Devant la délégation ghanéenne, le responsable nigérian a lancé un avertissement aux réseaux criminels actifs dans la sous-région : « Le Nigeria et le Ghana font front commun. Nous continuerons à innover, à collaborer et à dominer l’espace tactique jusqu’à ce que nos rues et nos communautés soient sûres. »
Il a par ailleurs insisté sur la nature transnationale de la menace : « Le trafic de drogue et les activités de blanchiment d’argent qui lui sont associées ne connaissent pas de frontières. En unissant nos expertises dans les opérations guidées par le renseignement et les stratégies d’interdiction, nous réduisons effectivement l’espace d’opération des cartels criminels dans notre sous-région. »
De son côté, Mantey a dressé un tableau préoccupant de l’évolution du phénomène au Ghana, soulignant que le pays, «historiquement considéré comme un point de transit», fait désormais face à « une dimension domestique croissante, tant en termes de consommation que de distribution interne ». Il a relevé une sophistication accrue des méthodes de trafic, une dépendance croissante aux corridors maritimes et une montée en puissance des drogues synthétiques.

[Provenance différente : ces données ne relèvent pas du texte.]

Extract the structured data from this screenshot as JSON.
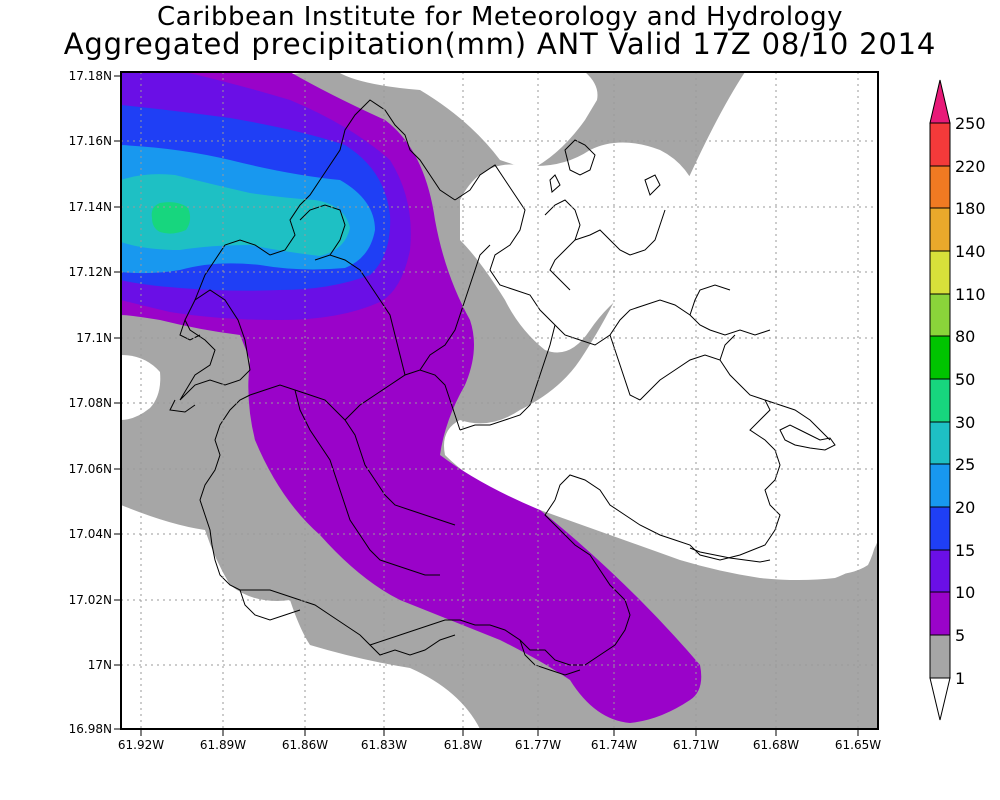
{
  "title": {
    "line1": "Caribbean Institute for Meteorology and Hydrology",
    "line2": "Aggregated precipitation(mm) ANT Valid 17Z 08/10 2014"
  },
  "map": {
    "lat_labels": [
      "17.18N",
      "17.16N",
      "17.14N",
      "17.12N",
      "17.1N",
      "17.08N",
      "17.06N",
      "17.04N",
      "17.02N",
      "17N",
      "16.98N"
    ],
    "lon_labels": [
      "61.92W",
      "61.89W",
      "61.86W",
      "61.83W",
      "61.8W",
      "61.77W",
      "61.74W",
      "61.71W",
      "61.68W",
      "61.65W"
    ],
    "lat_range": [
      16.98,
      17.18
    ],
    "lon_range": [
      -61.923,
      -61.646
    ],
    "grid": true
  },
  "colorbar": {
    "levels": [
      "1",
      "5",
      "10",
      "15",
      "20",
      "25",
      "30",
      "50",
      "80",
      "110",
      "140",
      "180",
      "220",
      "250"
    ],
    "colors": {
      "lt1": "#ffffff",
      "c1_5": "#a6a6a6",
      "c5_10": "#9a03c9",
      "c10_15": "#6a0fe6",
      "c15_20": "#1f3ff5",
      "c20_25": "#1898ef",
      "c25_30": "#1ec0c4",
      "c30_50": "#17d67e",
      "c50_80": "#00c400",
      "c80_110": "#8ad43a",
      "c110_140": "#d8e03a",
      "c140_180": "#e9a92b",
      "c180_220": "#f07a22",
      "c220_250": "#f43a3a",
      "gt250": "#e81a78"
    }
  }
}
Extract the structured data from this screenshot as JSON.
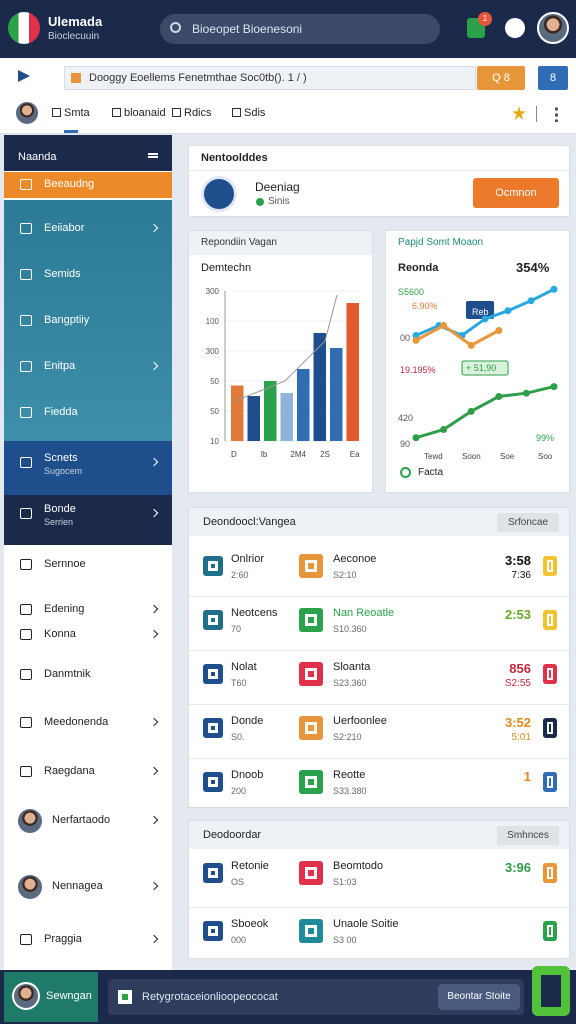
{
  "header": {
    "app_name": "Ulemada",
    "app_sub": "Bioclecuuin",
    "search": "Bioeopet Bioenesoni",
    "badge": "1"
  },
  "toolbar": {
    "address": "Dooggy Eoellems Fenetmthae Soc0tb(). 1 / )",
    "search_button": "Q 8",
    "blue_button": "8"
  },
  "tabs": [
    "Smta",
    "bloanaid",
    "Rdics",
    "Sdis"
  ],
  "sidebar": {
    "title": "Naanda",
    "items": [
      {
        "label": "Beeaudng",
        "section": "orange"
      },
      {
        "label": "Eeiiabor",
        "section": "teal",
        "arrow": true
      },
      {
        "label": "Semids",
        "section": "teal"
      },
      {
        "label": "Bangptiiy",
        "section": "teal"
      },
      {
        "label": "Enitpa",
        "section": "teal",
        "arrow": true
      },
      {
        "label": "Fiedda",
        "section": "teal"
      },
      {
        "label": "Scnets",
        "sub": "Sugocem",
        "section": "navy",
        "arrow": true
      },
      {
        "label": "Bonde",
        "sub": "Serrien",
        "section": "dark",
        "arrow": true
      },
      {
        "label": "Sernnoe",
        "section": "white"
      },
      {
        "label": "Edening",
        "section": "white",
        "arrow": true
      },
      {
        "label": "Konna",
        "section": "white",
        "arrow": true
      },
      {
        "label": "Danmtnik",
        "section": "white"
      },
      {
        "label": "Meedonenda",
        "section": "white",
        "arrow": true
      },
      {
        "label": "Raegdana",
        "section": "white",
        "arrow": true
      },
      {
        "label": "Nerfartaodo",
        "section": "white",
        "arrow": true,
        "avatar": true
      },
      {
        "label": "Nennagea",
        "section": "white",
        "arrow": true,
        "avatar": true
      },
      {
        "label": "Praggia",
        "section": "white",
        "arrow": true
      }
    ]
  },
  "profile_card": {
    "title": "Nentoolddes",
    "name": "Deeniag",
    "status": "Sinis",
    "button": "Ocmnon"
  },
  "bar_panel": {
    "title": "Repondiin Vagan",
    "subtitle": "Demtechn",
    "y_labels": [
      "300",
      "100",
      "300",
      "50",
      "50",
      "10"
    ],
    "x_labels": [
      "D",
      "Ib",
      "2M4",
      "2S",
      "Ea"
    ],
    "ylim": [
      0,
      100
    ],
    "bars": [
      {
        "value": 37,
        "color": "#e07a3a"
      },
      {
        "value": 30,
        "color": "#1f4e8c"
      },
      {
        "value": 40,
        "color": "#2aa14a"
      },
      {
        "value": 32,
        "color": "#8fb3d9"
      },
      {
        "value": 48,
        "color": "#2f6db5"
      },
      {
        "value": 72,
        "color": "#1f4e8c"
      },
      {
        "value": 62,
        "color": "#2f6db5"
      },
      {
        "value": 92,
        "color": "#e35a2e"
      }
    ]
  },
  "line_panel": {
    "title": "Papjd Somt Moaon",
    "subtitle": "Reonda",
    "headline": "354%",
    "labels": [
      {
        "text": "S5600",
        "color": "#2e9e48"
      },
      {
        "text": "6.90%",
        "color": "#e07a3a"
      },
      {
        "text": "00",
        "color": "#555555"
      },
      {
        "text": "19.195%",
        "color": "#c0283a"
      },
      {
        "text": "+ 51,90",
        "color": "#2e9e48"
      },
      {
        "text": "420",
        "color": "#555555"
      },
      {
        "text": "90",
        "color": "#555555"
      },
      {
        "text": "99%",
        "color": "#2e9e48"
      },
      {
        "text": "Reb",
        "color": "#ffffff"
      }
    ],
    "x_labels": [
      "Tewd",
      "Soon",
      "Soe",
      "Soo"
    ],
    "legend": "Facta",
    "ylim": [
      0,
      100
    ],
    "series": [
      {
        "color": "#29a8e0",
        "values": [
          67,
          73,
          67,
          77,
          82,
          88,
          95
        ]
      },
      {
        "color": "#e8963a",
        "values": [
          64,
          73,
          61,
          70
        ]
      },
      {
        "color": "#2e9e48",
        "values": [
          5,
          10,
          21,
          30,
          32,
          36
        ]
      }
    ]
  },
  "table": {
    "title": "Deondoocl:Vangea",
    "button": "Srfoncae",
    "rows": [
      {
        "icon_color": "#1f6f8b",
        "name": "Onlrior",
        "sub": "2:60",
        "icon2_color": "#e8963a",
        "name2": "Aeconoe",
        "name2_color": "#222222",
        "sub2": "S2:10",
        "value": "3:58",
        "value_sub": "7:36",
        "value_color": "#111111",
        "chip_color": "#f2c230"
      },
      {
        "icon_color": "#1f6f8b",
        "name": "Neotcens",
        "sub": "70",
        "icon2_color": "#2aa14a",
        "name2": "Nan Reoatle",
        "name2_color": "#2aa14a",
        "sub2": "S10.360",
        "value": "2:53",
        "value_color": "#6aa82a",
        "chip_color": "#f2c230"
      },
      {
        "icon_color": "#1f4e8c",
        "name": "Nolat",
        "sub": "T60",
        "icon2_color": "#e0304a",
        "name2": "Sloanta",
        "name2_color": "#222222",
        "sub2": "S23.360",
        "value": "856",
        "value_sub": "S2:55",
        "value_color": "#c0283a",
        "chip_color": "#e0304a"
      },
      {
        "icon_color": "#1f4e8c",
        "name": "Donde",
        "sub": "S0.",
        "icon2_color": "#e8963a",
        "name2": "Uerfoonlee",
        "name2_color": "#222222",
        "sub2": "S2:210",
        "value": "3:52",
        "value_sub": "5:01",
        "value_color": "#e08a1a",
        "chip_color": "#1b2a4a"
      },
      {
        "icon_color": "#1f4e8c",
        "name": "Dnoob",
        "sub": "200",
        "icon2_color": "#2aa14a",
        "name2": "Reotte",
        "name2_color": "#222222",
        "sub2": "S33.380",
        "value": "1",
        "value_color": "#e08a1a",
        "chip_color": "#2f6db5"
      }
    ]
  },
  "table2": {
    "title": "Deodoordar",
    "button": "Smhnces",
    "rows": [
      {
        "icon_color": "#1f4e8c",
        "name": "Retonie",
        "sub": "OS",
        "icon2_color": "#e0304a",
        "name2": "Beomtodo",
        "name2_color": "#222222",
        "sub2": "S1:03",
        "value": "3:96",
        "value_color": "#2e9e48",
        "chip_color": "#e8963a"
      },
      {
        "icon_color": "#1f4e8c",
        "name": "Sboeok",
        "sub": "000",
        "icon2_color": "#1f8b9a",
        "name2": "Unaole Soitie",
        "name2_color": "#222222",
        "sub2": "S3 00",
        "chip_color": "#2aa14a"
      }
    ]
  },
  "footer": {
    "user": "Sewngan",
    "input": "Retygrotaceionlioopeococat",
    "button": "Beontar Stoite"
  }
}
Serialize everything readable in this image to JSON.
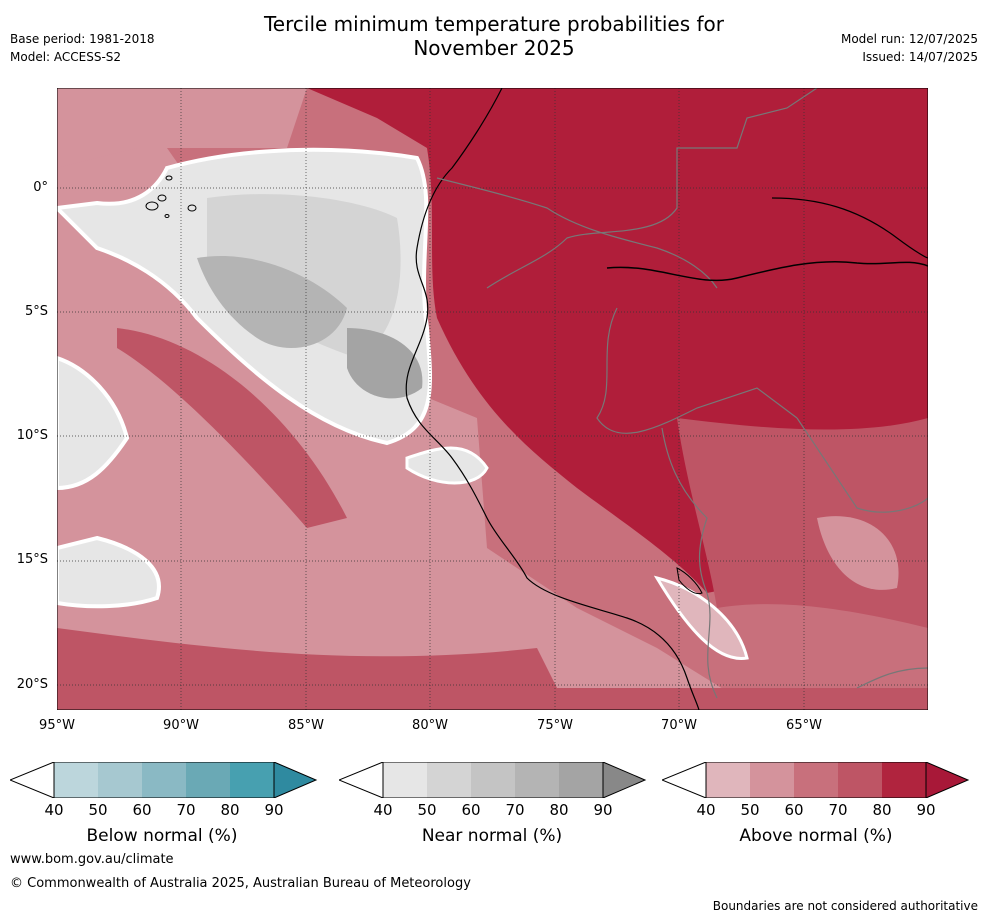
{
  "header": {
    "title_line1": "Tercile minimum temperature probabilities for",
    "title_line2": "November 2025",
    "base_period": "Base period: 1981-2018",
    "model": "Model: ACCESS-S2",
    "model_run": "Model run: 12/07/2025",
    "issued": "Issued: 14/07/2025"
  },
  "map": {
    "lat_labels": [
      "0°",
      "5°S",
      "10°S",
      "15°S",
      "20°S"
    ],
    "lon_labels": [
      "95°W",
      "90°W",
      "85°W",
      "80°W",
      "75°W",
      "70°W",
      "65°W"
    ],
    "lon_range": [
      -95,
      -60
    ],
    "lat_range": [
      -21,
      4
    ]
  },
  "colorbars": [
    {
      "title": "Below normal (%)",
      "ticks": [
        "40",
        "50",
        "60",
        "70",
        "80",
        "90"
      ],
      "colors": [
        "#bcd6dc",
        "#a6c8d0",
        "#8ab9c4",
        "#6aa9b5",
        "#47a0b0",
        "#2f8aa0"
      ]
    },
    {
      "title": "Near normal (%)",
      "ticks": [
        "40",
        "50",
        "60",
        "70",
        "80",
        "90"
      ],
      "colors": [
        "#e6e6e6",
        "#d4d4d4",
        "#c4c4c4",
        "#b4b4b4",
        "#a4a4a4",
        "#888888"
      ]
    },
    {
      "title": "Above normal (%)",
      "ticks": [
        "40",
        "50",
        "60",
        "70",
        "80",
        "90"
      ],
      "colors": [
        "#e0b6bc",
        "#d4939c",
        "#c8707c",
        "#be5565",
        "#b0243e",
        "#a81838"
      ]
    }
  ],
  "footer": {
    "url": "www.bom.gov.au/climate",
    "copyright": "© Commonwealth of Australia 2025, Australian Bureau of Meteorology",
    "disclaimer": "Boundaries are not considered authoritative"
  }
}
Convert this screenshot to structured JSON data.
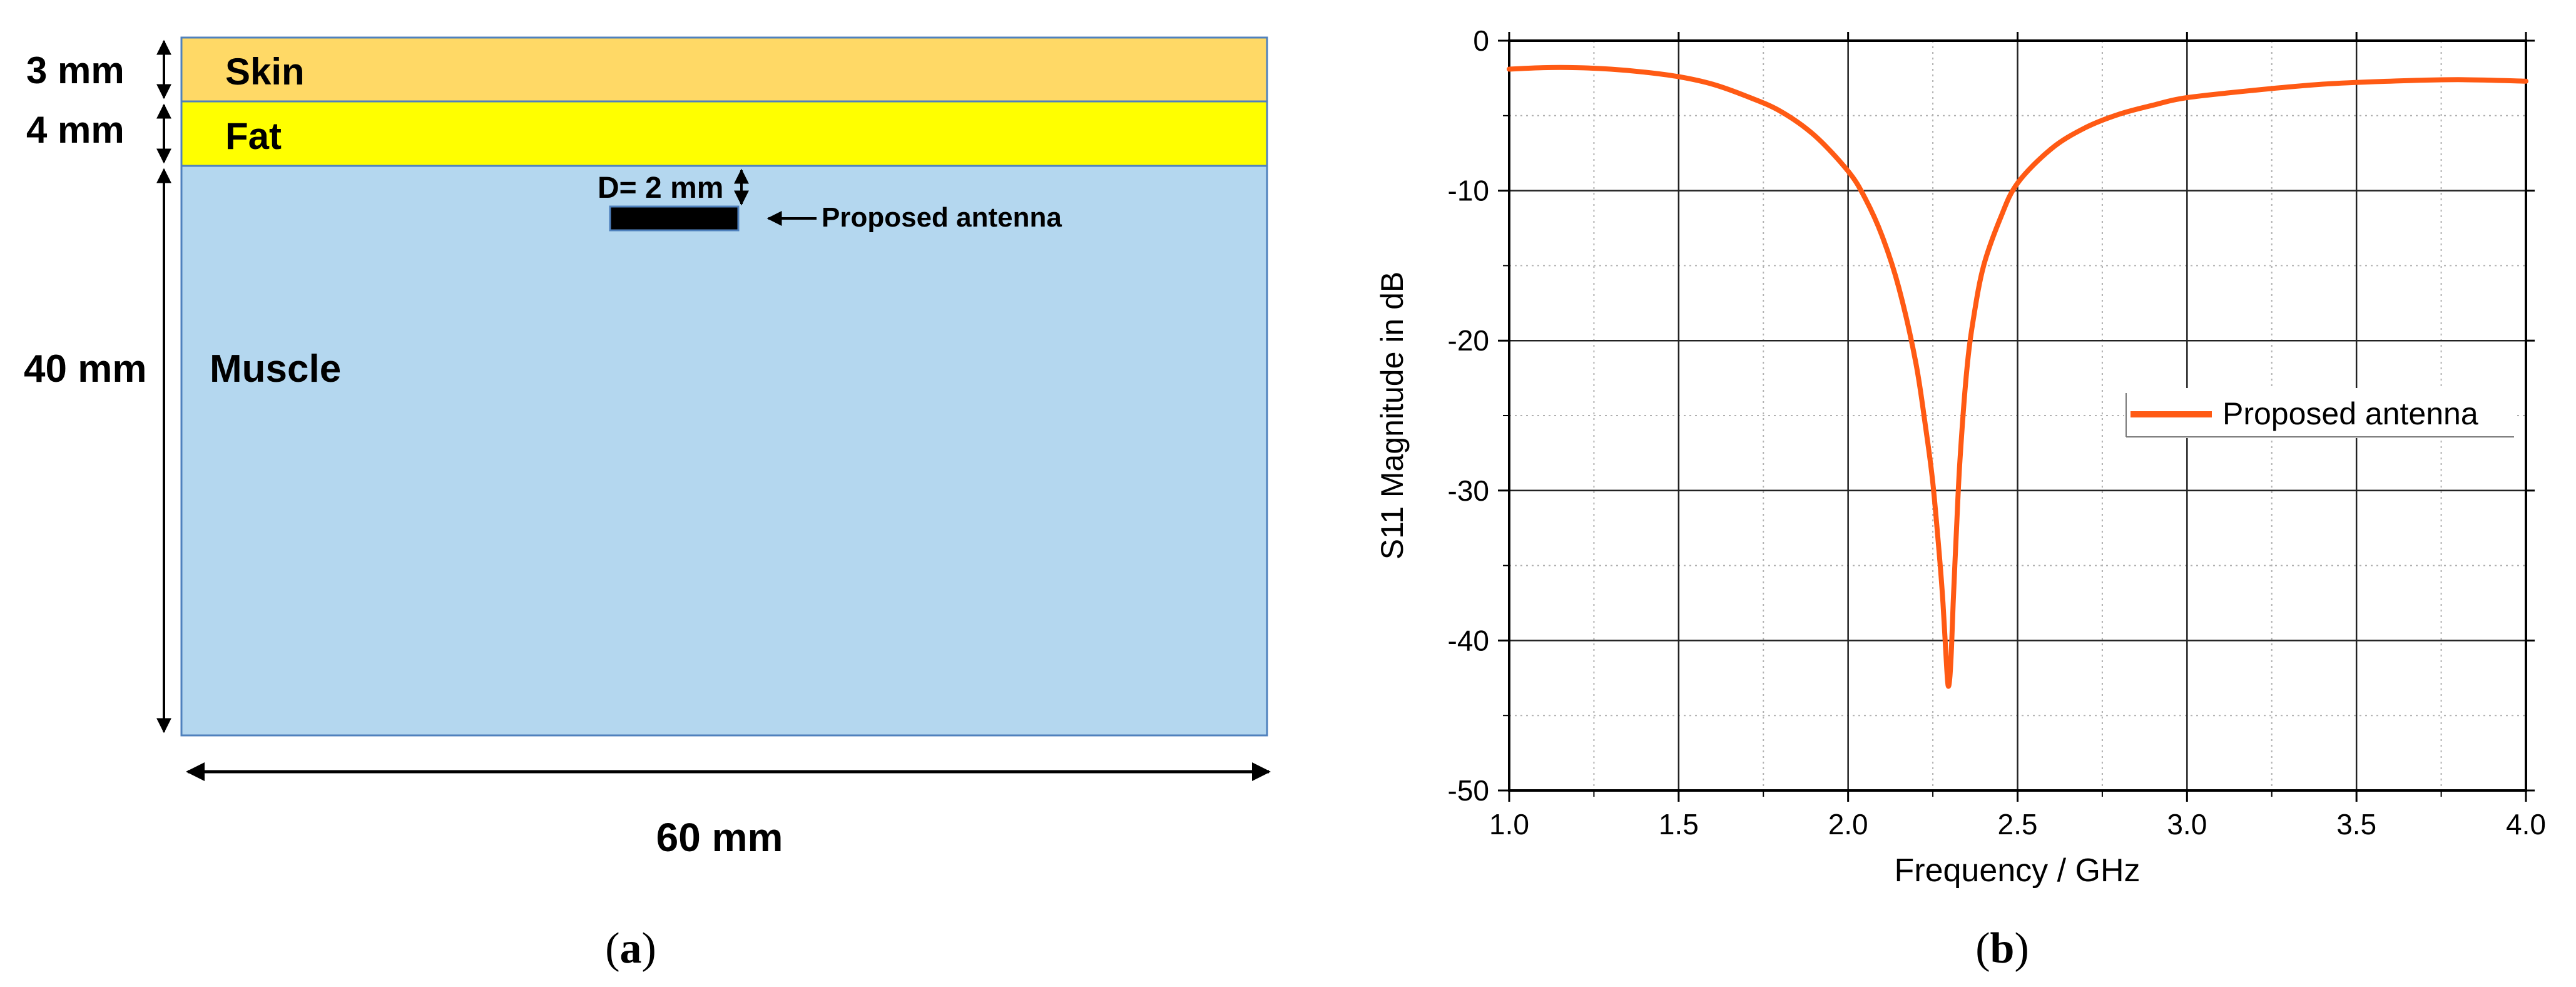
{
  "panel_a": {
    "layers": {
      "skin": {
        "label": "Skin",
        "thickness": "3 mm",
        "color": "#ffd966"
      },
      "fat": {
        "label": "Fat",
        "thickness": "4 mm",
        "color": "#ffff00"
      },
      "muscle": {
        "label": "Muscle",
        "thickness": "40 mm",
        "color": "#b4d7ef"
      }
    },
    "depth_label": "D= 2 mm",
    "antenna_label": "Proposed antenna",
    "width_label": "60 mm",
    "caption_open": "(",
    "caption_letter": "a",
    "caption_close": ")"
  },
  "panel_b": {
    "caption_open": "(",
    "caption_letter": "b",
    "caption_close": ")",
    "line_color": "#ff5a14"
  },
  "chart_data": {
    "type": "line",
    "title": "",
    "xlabel": "Frequency / GHz",
    "ylabel": "S11 Magnitude in dB",
    "xlim": [
      1.0,
      4.0
    ],
    "ylim": [
      -50,
      0
    ],
    "x_ticks": [
      "1.0",
      "1.5",
      "2.0",
      "2.5",
      "3.0",
      "3.5",
      "4.0"
    ],
    "y_ticks": [
      "0",
      "-10",
      "-20",
      "-30",
      "-40",
      "-50"
    ],
    "grid": true,
    "legend": "center-right",
    "series": [
      {
        "name": "Proposed antenna",
        "x": [
          1.0,
          1.1,
          1.2,
          1.3,
          1.4,
          1.5,
          1.6,
          1.7,
          1.8,
          1.9,
          2.0,
          2.05,
          2.1,
          2.15,
          2.2,
          2.23,
          2.25,
          2.27,
          2.28,
          2.29,
          2.295,
          2.3,
          2.305,
          2.31,
          2.32,
          2.33,
          2.35,
          2.37,
          2.4,
          2.45,
          2.5,
          2.6,
          2.7,
          2.8,
          2.9,
          3.0,
          3.2,
          3.4,
          3.6,
          3.8,
          4.0
        ],
        "y": [
          -1.9,
          -1.8,
          -1.8,
          -1.9,
          -2.1,
          -2.4,
          -2.9,
          -3.7,
          -4.7,
          -6.3,
          -8.7,
          -10.5,
          -13.0,
          -16.5,
          -21.5,
          -26.0,
          -29.5,
          -34.5,
          -37.5,
          -41.5,
          -43.0,
          -42.5,
          -40.5,
          -37.5,
          -32.5,
          -28.0,
          -22.0,
          -18.5,
          -15.0,
          -11.8,
          -9.5,
          -7.2,
          -5.8,
          -4.9,
          -4.3,
          -3.8,
          -3.3,
          -2.9,
          -2.7,
          -2.6,
          -2.7
        ]
      }
    ]
  }
}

Le directeur général de la NACOC a insisté sur le caractère concret attendu du partenariat : « Ce MOU doit aller au-delà d’un geste symbolique. Il doit se traduire par des résultats réels et mesurables — un partage plus fort du renseignement, des opérations conjointes mieux coordonnées, des échanges de formation structurés. La vraie valeur de ce partenariat sera définie par ce que nous mettons en œuvre, non par ce que nous signons.»
La cérémonie s’est déroulée en présence de la Haute-Commissaire par intérim du Ghana au Nigeria, Gladys Mansa Yawa Feddy Akyea, ainsi que de cadres supérieurs des deux institutions.